インボイス制度の対応で不動産管理会社からよくある質問と回答
駐車場の賃貸管理はインボイス制度への対応が必要?
駐車場の賃貸管理は消費税の課税取引に該当するため、インボイス制度の影響を受けます。貸主(売手側)は利用者(買手側)へ消費税を請求していないと思っていても、駐車場代の内訳に内税として含まれています。
利用客が一般消費者であれば、適格請求書の交付を求められないでしょう。ただし、買手側が課税事業者である個人事業主や法人顧客の利用がある場合、買手側は適格請求書を受け取れないと消費税の仕入税額控除が認められません。貸主(売手側)がインボイス制度未対応のままだと、適格請求書を受け取れる駐車場へ契約を変更する可能性があります。
不動産賃貸業で契約書に基づき毎月口座引き落としをしているがインボイス制度の対応は必要?
一般消費者向けの住宅の貸付けは消費税の非課税取引に該当するため、インボイス制度の影響を受けません。ただし、オフィスやテナントなど事業用の貸付けは、消費税の課税取引に該当するので、インボイス制度への対応を検討しなければなりません。買手側が仕入税額控除を利用するには、売手側による適格請求書の交付が必要です。

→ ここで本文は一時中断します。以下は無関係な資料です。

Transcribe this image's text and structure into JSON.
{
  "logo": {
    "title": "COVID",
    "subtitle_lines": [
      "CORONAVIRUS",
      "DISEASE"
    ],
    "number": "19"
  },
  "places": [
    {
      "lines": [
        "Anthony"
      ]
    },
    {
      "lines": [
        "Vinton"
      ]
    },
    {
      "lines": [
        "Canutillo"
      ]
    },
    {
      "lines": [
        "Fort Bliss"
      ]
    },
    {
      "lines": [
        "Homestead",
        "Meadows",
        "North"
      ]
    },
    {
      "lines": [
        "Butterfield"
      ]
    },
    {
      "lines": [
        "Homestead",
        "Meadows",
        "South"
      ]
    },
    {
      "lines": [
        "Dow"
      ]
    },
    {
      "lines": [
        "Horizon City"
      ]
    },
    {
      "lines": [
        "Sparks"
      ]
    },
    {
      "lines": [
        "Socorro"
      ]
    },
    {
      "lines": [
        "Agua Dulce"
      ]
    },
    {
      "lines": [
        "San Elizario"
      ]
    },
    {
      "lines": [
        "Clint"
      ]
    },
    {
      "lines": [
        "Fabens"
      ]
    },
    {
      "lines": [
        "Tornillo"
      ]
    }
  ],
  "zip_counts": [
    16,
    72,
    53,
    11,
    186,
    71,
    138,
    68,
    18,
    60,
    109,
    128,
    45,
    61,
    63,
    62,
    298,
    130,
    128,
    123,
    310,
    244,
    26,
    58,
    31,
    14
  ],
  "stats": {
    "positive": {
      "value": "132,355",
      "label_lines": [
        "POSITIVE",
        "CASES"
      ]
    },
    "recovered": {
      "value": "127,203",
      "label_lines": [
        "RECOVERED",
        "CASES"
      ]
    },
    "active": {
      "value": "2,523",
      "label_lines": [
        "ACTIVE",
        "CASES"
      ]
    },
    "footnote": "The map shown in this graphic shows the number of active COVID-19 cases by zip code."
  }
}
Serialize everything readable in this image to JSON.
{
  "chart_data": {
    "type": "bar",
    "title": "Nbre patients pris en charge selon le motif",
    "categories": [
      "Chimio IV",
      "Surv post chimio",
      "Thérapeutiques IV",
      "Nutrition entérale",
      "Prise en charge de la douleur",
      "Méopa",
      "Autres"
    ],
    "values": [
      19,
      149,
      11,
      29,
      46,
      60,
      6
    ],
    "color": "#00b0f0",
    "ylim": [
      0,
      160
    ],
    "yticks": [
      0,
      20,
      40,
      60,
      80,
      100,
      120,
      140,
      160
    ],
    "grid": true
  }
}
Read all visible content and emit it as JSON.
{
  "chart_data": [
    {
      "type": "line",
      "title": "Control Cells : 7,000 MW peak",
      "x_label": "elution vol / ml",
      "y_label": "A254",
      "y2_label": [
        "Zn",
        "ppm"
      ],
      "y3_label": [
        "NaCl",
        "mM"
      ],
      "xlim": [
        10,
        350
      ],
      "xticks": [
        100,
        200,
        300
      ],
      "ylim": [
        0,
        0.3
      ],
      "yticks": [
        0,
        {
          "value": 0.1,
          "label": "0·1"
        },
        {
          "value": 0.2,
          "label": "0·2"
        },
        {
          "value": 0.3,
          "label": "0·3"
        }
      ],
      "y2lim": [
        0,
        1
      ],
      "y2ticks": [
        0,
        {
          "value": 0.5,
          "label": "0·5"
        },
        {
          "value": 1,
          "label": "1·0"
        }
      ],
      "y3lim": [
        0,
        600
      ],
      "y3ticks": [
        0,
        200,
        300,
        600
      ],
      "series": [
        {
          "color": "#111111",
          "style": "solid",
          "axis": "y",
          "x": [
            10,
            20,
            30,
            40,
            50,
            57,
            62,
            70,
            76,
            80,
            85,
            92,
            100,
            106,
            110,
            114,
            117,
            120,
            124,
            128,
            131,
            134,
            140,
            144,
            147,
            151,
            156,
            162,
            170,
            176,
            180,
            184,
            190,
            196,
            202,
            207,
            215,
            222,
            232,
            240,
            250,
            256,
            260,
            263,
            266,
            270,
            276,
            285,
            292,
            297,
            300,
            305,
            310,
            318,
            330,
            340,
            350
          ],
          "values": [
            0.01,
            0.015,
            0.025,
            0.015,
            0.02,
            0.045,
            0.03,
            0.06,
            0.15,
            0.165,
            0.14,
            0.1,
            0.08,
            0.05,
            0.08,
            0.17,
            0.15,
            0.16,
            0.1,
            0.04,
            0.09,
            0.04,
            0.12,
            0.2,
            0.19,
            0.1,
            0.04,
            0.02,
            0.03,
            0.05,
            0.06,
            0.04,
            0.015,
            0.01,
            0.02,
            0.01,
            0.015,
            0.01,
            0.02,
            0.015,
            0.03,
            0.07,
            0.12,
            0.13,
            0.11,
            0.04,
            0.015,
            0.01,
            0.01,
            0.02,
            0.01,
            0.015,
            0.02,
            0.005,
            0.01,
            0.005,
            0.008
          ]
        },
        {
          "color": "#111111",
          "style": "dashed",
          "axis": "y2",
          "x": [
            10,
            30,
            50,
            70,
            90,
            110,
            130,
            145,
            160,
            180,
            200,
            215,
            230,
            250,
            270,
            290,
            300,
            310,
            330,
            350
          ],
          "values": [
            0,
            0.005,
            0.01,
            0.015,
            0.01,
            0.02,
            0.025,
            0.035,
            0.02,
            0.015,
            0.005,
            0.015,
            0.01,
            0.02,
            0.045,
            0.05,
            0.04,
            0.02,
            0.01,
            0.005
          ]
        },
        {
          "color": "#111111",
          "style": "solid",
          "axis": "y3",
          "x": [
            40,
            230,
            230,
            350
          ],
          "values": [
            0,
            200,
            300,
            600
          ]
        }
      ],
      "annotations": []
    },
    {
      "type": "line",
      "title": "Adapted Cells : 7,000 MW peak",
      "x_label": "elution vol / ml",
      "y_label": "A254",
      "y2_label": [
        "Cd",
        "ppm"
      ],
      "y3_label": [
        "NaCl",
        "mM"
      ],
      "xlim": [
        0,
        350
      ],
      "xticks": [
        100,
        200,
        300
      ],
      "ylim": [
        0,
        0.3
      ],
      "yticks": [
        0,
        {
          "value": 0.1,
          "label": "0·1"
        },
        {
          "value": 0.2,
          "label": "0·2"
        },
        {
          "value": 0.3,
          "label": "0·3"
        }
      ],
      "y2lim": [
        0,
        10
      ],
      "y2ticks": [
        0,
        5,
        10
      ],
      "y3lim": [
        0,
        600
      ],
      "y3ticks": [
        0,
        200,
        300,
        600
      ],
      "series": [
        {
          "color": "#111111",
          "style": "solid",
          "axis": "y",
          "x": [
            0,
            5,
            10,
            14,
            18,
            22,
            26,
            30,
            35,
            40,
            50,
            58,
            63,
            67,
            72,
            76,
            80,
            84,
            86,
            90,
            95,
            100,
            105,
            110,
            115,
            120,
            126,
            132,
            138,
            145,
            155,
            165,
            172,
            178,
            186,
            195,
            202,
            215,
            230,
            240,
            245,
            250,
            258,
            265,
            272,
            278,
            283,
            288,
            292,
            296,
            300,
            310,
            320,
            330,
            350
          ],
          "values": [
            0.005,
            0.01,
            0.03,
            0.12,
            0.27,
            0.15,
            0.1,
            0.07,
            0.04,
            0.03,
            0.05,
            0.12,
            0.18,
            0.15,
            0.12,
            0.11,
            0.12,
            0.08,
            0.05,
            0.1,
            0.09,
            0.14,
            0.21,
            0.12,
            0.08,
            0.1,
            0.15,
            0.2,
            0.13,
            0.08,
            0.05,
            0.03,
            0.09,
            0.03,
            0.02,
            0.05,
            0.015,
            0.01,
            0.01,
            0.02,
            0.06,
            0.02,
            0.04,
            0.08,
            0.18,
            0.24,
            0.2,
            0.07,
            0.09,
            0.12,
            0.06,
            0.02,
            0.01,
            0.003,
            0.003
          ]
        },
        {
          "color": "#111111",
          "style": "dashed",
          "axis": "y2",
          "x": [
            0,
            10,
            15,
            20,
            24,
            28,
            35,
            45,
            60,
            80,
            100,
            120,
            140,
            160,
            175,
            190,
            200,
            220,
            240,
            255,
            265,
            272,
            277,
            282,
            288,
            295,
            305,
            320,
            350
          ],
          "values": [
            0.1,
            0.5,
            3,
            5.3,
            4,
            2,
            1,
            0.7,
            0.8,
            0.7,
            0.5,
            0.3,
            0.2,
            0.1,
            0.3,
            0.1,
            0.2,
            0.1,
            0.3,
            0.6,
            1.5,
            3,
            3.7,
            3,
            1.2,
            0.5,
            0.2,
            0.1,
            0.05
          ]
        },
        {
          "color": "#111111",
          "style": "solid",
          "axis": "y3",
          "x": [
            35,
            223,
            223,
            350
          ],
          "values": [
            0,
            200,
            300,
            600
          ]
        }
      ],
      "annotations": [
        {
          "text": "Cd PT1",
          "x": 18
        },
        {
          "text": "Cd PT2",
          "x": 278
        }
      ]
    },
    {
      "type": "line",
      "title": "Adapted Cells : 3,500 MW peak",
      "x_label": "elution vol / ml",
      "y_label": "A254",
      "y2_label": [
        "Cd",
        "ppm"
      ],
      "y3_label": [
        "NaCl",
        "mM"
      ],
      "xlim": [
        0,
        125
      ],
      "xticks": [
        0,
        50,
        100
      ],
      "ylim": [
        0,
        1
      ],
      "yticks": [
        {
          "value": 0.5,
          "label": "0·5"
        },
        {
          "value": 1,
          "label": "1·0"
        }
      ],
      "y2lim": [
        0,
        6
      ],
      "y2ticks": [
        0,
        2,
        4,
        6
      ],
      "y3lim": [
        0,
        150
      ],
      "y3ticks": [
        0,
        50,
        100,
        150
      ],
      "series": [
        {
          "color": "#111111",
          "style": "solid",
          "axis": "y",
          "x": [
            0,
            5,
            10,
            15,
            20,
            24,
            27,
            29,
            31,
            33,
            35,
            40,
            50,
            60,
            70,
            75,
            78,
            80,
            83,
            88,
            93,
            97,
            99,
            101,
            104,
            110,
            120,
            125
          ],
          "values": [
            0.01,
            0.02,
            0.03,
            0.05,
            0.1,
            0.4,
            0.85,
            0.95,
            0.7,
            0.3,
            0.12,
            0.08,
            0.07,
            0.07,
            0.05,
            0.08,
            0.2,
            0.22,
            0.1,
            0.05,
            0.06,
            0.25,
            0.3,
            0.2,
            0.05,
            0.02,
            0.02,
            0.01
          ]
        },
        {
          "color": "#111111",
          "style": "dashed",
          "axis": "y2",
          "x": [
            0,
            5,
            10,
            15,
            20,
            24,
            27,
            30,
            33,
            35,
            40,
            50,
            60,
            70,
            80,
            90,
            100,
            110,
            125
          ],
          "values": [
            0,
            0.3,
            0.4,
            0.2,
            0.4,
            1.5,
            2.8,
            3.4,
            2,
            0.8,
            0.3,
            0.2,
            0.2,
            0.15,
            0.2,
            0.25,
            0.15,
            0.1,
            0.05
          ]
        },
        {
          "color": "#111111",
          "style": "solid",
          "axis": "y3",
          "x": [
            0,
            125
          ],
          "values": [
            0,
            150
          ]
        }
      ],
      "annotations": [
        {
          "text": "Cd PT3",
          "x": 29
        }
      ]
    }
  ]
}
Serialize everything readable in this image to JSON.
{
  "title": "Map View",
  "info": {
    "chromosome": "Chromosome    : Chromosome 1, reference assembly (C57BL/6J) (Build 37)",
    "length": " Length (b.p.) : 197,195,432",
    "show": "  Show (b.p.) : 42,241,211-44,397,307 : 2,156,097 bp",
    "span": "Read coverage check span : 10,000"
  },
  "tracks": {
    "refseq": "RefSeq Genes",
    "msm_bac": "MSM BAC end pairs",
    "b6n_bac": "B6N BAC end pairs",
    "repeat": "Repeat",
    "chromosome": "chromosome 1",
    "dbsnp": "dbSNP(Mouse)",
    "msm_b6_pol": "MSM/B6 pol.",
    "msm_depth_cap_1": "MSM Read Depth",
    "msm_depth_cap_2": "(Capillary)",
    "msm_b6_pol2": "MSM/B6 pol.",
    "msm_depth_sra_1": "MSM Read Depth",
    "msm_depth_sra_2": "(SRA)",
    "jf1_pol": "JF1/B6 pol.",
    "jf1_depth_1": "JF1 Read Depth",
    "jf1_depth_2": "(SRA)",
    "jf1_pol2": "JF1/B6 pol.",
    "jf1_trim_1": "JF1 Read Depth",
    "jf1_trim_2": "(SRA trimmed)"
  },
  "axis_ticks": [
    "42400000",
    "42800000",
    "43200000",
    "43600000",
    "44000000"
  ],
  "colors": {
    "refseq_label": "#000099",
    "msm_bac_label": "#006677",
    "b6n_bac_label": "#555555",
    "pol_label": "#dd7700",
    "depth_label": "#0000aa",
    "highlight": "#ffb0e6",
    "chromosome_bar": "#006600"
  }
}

なお、複数の書類で適格請求書の記載要件を満たしたうえで、実際に取引した事実を示す銀行通帳・口座履歴などの記録を保存すれば、仕入税額控除の要件を満たせます。インボイス制度開始前の契約書には、不動産オーナー(売手側)の適格請求書の登録番号を通知して、借主(買手側)に保存してもらう必要があります。
不動産の仲介手数料はインボイス制度の影響を受ける?
不動産会社に支払う仲介手数料や各種手数料には消費税が課税されます。そのため、不動産の仲介手数料はインボイス制度の影響を受けます。不動産管理会社(売手側)が仲介手数料を受け取るケースでは、買手側が一般消費者のみの場合は事業者ではないため、適格請求書の交付を求められません。買手側が課税事業者の場合、消費税の仕入税額控除における計算のため、適格請求書の交付を求められる可能性があります。
不動産管理会社はインボイス制度の影響を理解して対応しよう
課税事業者(買手側)との取引のある不動産管理会社(売手側)は、適格請求書発行事業者への登録を検討する必要があります。適格請求書を交付できないと、買手側は消費税の仕入税額控除が認められないからです。
またインボイス制度未対応の清掃・修繕会社(売手側)へ業務を発注する場合も、消費税の仕入税額控除が認められず、納付税額が増える可能性があります。インボイス制度の影響を理解して、適格請求書発行事業者へ登録するか判断しましょう。